The Augustinian presence in Rabat, Malta dates back to the end of the 14th century and the beginning of the 15th century.
The first Augustinians there probably came from Sicily. It seems that the first settlement in Malta of the Order of Saint Augustine was in Mellieha. They were obliged to move from Mellieha because it was on the coast and frequently attacked by the Turks. They moved inland to what was then the capital city of Malta, Mdina (now called Rabat).
In 1551 their convento just outside the fortifications of Mdina was hurriedly demolished during a Turkish attack. It was believed that the monastery was too near the walls of the City, and that the Turks would have used it as a spring-board to attack the fortifications of Mdina (now called Rabat).

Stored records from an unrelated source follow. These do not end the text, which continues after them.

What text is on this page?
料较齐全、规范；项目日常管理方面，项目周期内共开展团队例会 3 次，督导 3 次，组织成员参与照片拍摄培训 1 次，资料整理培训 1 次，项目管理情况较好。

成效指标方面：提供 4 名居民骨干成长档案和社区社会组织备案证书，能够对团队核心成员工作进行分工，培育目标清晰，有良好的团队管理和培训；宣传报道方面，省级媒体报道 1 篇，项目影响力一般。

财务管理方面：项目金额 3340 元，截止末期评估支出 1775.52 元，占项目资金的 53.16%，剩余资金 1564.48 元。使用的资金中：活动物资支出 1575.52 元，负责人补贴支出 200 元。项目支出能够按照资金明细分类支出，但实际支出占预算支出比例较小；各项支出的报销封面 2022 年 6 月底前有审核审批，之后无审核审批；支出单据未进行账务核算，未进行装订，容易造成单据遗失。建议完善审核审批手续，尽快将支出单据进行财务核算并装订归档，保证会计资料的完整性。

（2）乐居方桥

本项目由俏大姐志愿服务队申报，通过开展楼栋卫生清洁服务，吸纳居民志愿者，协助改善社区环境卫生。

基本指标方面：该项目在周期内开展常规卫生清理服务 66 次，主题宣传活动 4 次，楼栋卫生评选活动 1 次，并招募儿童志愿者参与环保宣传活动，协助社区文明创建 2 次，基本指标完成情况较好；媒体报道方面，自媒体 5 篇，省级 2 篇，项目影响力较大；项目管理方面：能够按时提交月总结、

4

Photos (at left): Picture 1: Church & Convento of Saint Mark, Rabat, Malta. Picture 2: Church of Saint Mark, Rabat, Malta. Picture 3: Augustinian Church of Saint Mark, Rabat, Malta.
In this sad destruction in 1551, the Augustinians lost everything. After some years of living in the "Santu Spiritu" hospital and in Imdina, the Augustinian community received St Mark's Chapel at what was then the outskirts of Mdina (Rabat). This chapel and some tumbled-down houses in the vicinity were donated to the Augustinians by the Bishop Cubelles and the Chapter of the Cathedral of Mdina on 28th August 1555, with a title of a perpetual donation that had certain conditions attached. The building of the monastery there, based on the design by Girolomo Cassar, started on the beginning of September of 1556.
In the year 1571, Girolomo Cassar started the construction of a church to replace the old Chapel of St Mark. This work of art, which is still being enjoyed today, was finally completed in the year 1588. Along the years some changes in the interior design have taken place but the original structure is still that of Cassar. After two hundred years of serving its function, the first monastery by Cassar, adjoining St Mark's Church had to be rebuilt because parts of it were threatening to collapse. Work started in 1740 according to the plans of the best-known architect in Malta at that time, Andrea Belli (1703-1772). Belli was chosen by the Prior General of the Order, on the recommendation of the architect Valvasorio of Rome.
Amongst the reasons why Belli was chosen for the renovations was that his plans "has very good measurements, and will save much of the old plans". The baroque element, typical of Belli, is much felt in this work. On the portico of the monastery - a beautiful baroque work - one can enjoy detailed work on the Maltese limestone. The emblems on the portico were removed during the occupation of the French forces of Napoleon, when the monastery was taken away from Augustinians for another use for some months.
Today only the emblem of the Order of St. Augustine appears there. The Church is also decorated with another portico which enriches its harmonious facade.
Thanks to the hard labour of the Augustinians and their benefactors, many works of art have found their way in the monastery. Amongst these one may find of particular notice: the polyptich of the 14th century that portrays the Madonna seated on a throne with the child Jesus, St. Paul, St Augustine and St Catherine of Alexandria; works by Preti (St Augustine and St John of Sahagun O.S.A.); works by Erardi (Our Lady of Consolation).